Ithaca College senior Jackson Galatti. Galatti, a Connecticut resident, cast his vote via mail-in ballot. The 2020 Presidential election is the first election Galatti was able to vote in. (Cam Sessinger/Ithaca Week).

Eli Bernstein, a senior Cinema and Photography major at Ithaca College, said he questions the legitimacy of the Electoral College system. In 2016, even though Trump did not win the majority of the popular vote, he was able to secure the number of electoral votes needed to win the election.

 “I wouldn’t say I’m not confident in the legitimacy of counting ballots. I would say I’m not confident in the structural integrity of the election and the whole electoral system,” Bernstein said.

Eli Bernstein, a Seattle, WA resident and senior Cinema and Photo major at Ithaca College. Bernstein didn’t vote on the basis of a specific party’s ideals, but rather, on the basis of the candidate whose ideals related closest to his. Bernstein acknowledged the peculiar notion of voting in regards to one specific issue. (Cam Sessinger/Ithaca Week).

Thirty-three percent of survey respondents stated that their biggest concern in the upcoming election is the issue of COVID-19. The second important issue was race relations, to which 22% of respondents agreed was the prominent issue in the election. Twelve percent of students responded that the most important issue in the upcoming election was climate change. 
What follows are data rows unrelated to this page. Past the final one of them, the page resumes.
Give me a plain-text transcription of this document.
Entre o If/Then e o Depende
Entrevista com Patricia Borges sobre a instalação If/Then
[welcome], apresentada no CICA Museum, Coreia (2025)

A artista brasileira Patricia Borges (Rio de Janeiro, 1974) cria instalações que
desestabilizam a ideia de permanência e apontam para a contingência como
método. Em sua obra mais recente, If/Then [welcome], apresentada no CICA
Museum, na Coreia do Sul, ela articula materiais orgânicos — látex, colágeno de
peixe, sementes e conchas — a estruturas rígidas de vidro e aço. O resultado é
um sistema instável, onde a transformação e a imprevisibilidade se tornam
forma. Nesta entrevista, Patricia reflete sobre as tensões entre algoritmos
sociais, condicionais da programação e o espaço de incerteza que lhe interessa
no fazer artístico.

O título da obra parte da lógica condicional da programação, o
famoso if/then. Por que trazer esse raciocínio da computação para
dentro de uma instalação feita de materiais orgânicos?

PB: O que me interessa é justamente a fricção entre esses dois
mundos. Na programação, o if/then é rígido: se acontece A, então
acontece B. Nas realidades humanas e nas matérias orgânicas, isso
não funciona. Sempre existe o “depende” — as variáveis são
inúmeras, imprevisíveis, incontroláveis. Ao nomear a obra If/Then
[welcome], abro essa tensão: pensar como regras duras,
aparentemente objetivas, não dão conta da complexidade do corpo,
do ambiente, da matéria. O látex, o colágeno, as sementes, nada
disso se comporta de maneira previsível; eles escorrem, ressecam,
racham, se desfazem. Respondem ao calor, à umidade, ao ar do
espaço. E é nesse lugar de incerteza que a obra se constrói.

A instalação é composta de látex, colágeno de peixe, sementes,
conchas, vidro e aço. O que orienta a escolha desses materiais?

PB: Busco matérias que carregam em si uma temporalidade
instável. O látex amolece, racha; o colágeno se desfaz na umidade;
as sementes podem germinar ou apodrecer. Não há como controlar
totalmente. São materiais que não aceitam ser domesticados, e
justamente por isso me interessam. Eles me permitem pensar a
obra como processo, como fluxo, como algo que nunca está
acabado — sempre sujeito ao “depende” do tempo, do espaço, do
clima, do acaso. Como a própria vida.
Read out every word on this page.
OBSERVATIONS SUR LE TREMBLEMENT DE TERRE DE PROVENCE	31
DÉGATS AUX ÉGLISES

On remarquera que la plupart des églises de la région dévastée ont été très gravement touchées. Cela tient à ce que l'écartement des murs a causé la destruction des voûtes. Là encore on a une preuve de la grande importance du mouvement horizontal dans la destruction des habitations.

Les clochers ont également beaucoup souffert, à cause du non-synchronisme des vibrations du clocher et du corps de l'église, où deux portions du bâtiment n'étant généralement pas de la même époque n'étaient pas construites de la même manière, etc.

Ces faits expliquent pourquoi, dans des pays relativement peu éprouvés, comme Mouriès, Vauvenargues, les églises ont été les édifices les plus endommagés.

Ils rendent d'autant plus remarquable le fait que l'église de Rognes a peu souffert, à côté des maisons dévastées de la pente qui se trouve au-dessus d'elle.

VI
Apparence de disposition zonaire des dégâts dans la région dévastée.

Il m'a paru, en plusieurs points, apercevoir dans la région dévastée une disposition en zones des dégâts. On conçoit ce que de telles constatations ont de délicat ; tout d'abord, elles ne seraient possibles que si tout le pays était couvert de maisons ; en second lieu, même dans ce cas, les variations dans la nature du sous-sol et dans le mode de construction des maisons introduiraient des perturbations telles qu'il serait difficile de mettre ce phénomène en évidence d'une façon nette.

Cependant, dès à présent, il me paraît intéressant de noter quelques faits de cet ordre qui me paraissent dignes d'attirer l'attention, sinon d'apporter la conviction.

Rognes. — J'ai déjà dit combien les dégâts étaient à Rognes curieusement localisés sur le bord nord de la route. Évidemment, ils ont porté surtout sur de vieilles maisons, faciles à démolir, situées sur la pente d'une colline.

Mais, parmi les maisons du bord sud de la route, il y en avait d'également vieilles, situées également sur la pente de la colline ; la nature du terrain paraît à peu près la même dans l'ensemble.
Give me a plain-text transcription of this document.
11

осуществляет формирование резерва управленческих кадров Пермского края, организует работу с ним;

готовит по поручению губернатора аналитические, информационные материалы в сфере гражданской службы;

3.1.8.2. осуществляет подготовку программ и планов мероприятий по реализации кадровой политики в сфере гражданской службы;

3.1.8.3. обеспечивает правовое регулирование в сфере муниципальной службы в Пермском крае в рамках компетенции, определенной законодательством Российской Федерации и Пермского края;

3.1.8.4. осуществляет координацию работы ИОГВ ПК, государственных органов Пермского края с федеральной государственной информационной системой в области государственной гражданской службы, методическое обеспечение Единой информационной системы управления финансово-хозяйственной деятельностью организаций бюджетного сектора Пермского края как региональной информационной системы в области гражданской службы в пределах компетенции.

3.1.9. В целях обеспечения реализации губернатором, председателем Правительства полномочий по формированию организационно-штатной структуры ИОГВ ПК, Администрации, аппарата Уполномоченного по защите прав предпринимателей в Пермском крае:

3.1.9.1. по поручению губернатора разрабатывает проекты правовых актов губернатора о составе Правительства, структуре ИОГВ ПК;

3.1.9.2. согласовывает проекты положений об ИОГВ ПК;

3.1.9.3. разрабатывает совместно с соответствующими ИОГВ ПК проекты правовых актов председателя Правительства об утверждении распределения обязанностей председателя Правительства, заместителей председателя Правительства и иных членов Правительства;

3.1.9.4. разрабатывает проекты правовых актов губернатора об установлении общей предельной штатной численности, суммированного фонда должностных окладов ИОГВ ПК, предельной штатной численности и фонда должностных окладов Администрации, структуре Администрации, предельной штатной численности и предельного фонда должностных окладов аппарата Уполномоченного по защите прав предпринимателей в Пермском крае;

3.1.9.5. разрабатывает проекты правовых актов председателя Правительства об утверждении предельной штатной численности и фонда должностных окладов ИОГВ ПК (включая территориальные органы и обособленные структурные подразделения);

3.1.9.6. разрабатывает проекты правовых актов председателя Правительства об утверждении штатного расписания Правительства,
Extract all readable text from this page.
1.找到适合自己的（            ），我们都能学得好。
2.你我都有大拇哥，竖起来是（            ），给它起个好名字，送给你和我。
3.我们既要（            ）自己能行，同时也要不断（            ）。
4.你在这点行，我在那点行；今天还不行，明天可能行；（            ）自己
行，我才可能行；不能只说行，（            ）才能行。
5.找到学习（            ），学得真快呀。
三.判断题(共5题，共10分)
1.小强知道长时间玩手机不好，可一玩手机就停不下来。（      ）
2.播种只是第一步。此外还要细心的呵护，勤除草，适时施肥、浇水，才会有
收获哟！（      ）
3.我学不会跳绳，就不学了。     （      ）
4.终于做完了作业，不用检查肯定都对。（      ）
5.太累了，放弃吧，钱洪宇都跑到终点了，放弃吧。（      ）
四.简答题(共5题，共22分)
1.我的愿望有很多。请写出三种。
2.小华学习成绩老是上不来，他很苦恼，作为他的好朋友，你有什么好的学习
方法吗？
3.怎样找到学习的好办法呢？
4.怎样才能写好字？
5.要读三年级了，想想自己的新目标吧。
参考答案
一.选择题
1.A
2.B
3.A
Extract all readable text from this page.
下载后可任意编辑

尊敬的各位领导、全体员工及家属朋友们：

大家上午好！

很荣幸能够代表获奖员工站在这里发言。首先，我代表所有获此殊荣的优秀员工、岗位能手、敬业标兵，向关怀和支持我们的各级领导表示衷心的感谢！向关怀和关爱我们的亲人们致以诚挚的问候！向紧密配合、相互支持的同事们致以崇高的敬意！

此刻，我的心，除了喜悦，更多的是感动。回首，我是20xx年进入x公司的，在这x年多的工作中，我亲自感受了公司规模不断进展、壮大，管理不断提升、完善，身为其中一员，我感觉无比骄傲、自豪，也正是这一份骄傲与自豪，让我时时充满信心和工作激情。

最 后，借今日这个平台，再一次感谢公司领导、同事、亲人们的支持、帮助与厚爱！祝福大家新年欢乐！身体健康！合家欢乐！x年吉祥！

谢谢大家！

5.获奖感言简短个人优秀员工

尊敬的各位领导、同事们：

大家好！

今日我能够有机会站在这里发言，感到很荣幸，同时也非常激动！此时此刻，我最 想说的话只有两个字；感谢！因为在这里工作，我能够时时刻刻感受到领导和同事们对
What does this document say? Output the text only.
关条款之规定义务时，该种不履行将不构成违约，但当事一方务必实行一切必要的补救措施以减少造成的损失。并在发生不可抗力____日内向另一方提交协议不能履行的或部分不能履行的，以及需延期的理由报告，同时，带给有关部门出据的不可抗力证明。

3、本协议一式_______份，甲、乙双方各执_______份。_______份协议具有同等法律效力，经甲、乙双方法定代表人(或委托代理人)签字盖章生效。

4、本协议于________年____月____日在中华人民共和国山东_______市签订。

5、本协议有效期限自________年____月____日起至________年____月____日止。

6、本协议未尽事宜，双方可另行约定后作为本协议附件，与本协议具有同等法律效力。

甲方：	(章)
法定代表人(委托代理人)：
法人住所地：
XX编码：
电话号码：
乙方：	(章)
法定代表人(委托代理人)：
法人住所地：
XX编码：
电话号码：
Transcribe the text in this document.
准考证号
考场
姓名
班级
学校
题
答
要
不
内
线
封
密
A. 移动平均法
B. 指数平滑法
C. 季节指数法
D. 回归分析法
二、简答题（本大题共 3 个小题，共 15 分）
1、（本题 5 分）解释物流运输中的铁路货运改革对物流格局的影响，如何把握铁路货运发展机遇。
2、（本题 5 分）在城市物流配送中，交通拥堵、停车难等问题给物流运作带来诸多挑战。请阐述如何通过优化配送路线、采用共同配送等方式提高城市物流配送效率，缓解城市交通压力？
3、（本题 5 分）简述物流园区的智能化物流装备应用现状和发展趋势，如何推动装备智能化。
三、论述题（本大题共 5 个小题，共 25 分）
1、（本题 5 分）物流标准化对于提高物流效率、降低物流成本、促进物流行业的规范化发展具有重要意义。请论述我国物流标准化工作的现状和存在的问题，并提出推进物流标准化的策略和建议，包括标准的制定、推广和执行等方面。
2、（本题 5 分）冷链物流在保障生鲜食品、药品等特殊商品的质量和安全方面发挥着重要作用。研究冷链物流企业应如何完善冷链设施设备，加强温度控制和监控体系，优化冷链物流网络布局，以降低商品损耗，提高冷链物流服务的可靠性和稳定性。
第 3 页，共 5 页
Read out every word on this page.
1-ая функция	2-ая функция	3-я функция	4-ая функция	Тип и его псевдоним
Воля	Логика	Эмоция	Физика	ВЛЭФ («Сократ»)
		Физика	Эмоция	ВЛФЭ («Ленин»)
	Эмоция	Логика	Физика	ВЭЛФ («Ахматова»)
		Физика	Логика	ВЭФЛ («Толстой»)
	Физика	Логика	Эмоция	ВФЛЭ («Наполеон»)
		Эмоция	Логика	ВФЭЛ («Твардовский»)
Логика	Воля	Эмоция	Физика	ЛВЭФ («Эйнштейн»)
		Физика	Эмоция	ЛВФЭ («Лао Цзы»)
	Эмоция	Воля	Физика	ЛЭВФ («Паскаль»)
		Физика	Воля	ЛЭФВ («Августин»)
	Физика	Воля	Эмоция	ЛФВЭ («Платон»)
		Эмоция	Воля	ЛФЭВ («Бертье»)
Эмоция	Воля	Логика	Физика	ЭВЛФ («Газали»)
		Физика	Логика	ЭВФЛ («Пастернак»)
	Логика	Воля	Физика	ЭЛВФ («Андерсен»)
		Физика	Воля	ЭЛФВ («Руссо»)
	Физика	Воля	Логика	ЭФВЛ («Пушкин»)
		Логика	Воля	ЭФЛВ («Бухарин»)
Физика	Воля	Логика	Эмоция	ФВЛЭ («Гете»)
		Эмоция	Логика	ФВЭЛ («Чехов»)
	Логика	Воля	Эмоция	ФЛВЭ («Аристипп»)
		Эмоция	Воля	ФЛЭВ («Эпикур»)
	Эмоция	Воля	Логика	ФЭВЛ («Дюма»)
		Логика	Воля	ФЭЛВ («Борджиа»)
Gallati said that he thinks the most important issue the country is facing is the Coronavirus, but he was motivated to vote in this election for other reasons.

“It seems like so many reasons kind of fall to the side when the two options are Biden and Trump,” says Gallati. “He [Biden] is a good emulator of what an American citizen should be. That’s part of being a leader and that’s part of being a President, I think.”

Bernstein said he feels compelled to vote for the candidate who will bring about the greatest change for the climate crisis, but does not believe that voting for a single issue is productive.